Des concerts (rires) ! Des cérémonies. J’aimerais bien que la filière musique se déconstruise, qu’elle écoute vraiment les messages qu’on balance et qu’elle fasse le ménage. Qu’on arrête de devoir être obligé.e de collaborer ou de mettre en lumière des artistes qu’on sait être des harceleurs. Pour VoxAxoV, j’aimerais qu’on accepte d’autres formes un peu hybrides d’art dans le milieu de la musique. Au-delà aussi des stratégies normales. Par exemple, je n’ai pas envie pour l’instant de presser de galettes. Je suis artiste indépendante avec mon propre label et graver dans du dur alors que le monde est tellement fragile ne fait pas de sens selon moi. Et puis enfin, qu’on remette l’artiste au centre.

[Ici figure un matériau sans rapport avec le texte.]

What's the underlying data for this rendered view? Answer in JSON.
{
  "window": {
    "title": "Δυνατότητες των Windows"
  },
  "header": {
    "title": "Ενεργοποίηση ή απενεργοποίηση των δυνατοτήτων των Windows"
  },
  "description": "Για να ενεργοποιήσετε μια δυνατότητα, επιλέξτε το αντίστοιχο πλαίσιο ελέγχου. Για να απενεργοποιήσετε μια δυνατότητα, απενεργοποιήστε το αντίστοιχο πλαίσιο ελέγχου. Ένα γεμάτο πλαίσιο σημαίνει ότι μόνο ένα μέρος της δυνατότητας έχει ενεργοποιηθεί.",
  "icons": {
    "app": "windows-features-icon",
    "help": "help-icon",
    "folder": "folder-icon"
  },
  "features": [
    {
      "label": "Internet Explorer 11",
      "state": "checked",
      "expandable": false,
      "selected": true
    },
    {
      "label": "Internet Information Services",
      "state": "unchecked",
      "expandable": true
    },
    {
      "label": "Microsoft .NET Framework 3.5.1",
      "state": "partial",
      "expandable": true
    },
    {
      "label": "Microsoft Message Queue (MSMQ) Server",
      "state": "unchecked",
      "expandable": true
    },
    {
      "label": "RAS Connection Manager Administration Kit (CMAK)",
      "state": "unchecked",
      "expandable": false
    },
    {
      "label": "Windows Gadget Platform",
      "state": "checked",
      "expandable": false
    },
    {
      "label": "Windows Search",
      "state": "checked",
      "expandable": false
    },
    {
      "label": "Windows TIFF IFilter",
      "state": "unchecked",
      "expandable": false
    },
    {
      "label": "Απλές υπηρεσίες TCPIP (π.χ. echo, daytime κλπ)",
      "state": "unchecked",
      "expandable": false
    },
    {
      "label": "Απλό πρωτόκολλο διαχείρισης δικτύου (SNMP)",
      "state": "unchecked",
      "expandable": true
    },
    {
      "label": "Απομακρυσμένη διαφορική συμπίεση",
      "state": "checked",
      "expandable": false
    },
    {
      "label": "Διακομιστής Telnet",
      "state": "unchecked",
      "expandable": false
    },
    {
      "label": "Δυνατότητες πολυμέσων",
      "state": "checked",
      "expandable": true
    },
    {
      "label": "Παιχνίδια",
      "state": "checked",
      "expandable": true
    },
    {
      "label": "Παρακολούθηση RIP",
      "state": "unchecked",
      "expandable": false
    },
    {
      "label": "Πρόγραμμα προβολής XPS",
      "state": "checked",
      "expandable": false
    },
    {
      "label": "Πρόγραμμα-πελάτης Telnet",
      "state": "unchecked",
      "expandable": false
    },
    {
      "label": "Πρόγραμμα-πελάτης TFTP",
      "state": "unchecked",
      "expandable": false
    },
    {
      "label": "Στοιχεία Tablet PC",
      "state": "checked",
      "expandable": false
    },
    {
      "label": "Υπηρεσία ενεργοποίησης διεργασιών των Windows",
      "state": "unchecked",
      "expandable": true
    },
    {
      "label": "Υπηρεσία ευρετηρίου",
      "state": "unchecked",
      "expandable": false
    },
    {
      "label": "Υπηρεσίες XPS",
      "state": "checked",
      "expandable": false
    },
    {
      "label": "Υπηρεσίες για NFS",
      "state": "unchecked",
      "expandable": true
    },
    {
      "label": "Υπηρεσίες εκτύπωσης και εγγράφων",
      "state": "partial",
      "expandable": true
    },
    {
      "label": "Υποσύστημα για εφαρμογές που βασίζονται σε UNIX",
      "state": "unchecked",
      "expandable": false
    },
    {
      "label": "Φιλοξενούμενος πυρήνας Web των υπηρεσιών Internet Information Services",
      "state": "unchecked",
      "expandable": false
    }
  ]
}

Tu es la co-fondatrice du réseau d’entraide Musiciennes & Co. Peux-tu nous en parler un peu ?
Oui, c’est lié à tout ce que j’ai dit. On sent bien qu’il y a un besoin chez les femmes, les trans et les non-binaires, du milieu de la musique de se retrouver ensemble. En France, il n’y a que 10 à 12% de femmes programmées dans les festivals. Alors que 50% des artistes sont des femmes. Face à ce sentiment d’isolement, j’ai eu l’idée avec des amies de créer un groupe Facebook non-mixte en 2015 (ce qui n’était pas du tout accepté à l’époque). On a ensuite organisé des workshops, des soirées. On est en partenariat aussi avec des réseaux d’entraide comme Shesaid.so ou des asso féministes comme Les Aliennes, Loudher, La Petite. On est un réseau de proximité pour les musiciennes, les artistes et non-artistes du milieu. Moi ça m’a permis de lier beaucoup de contacts et de me sentir moins seule dans mon parcours et mon histoire.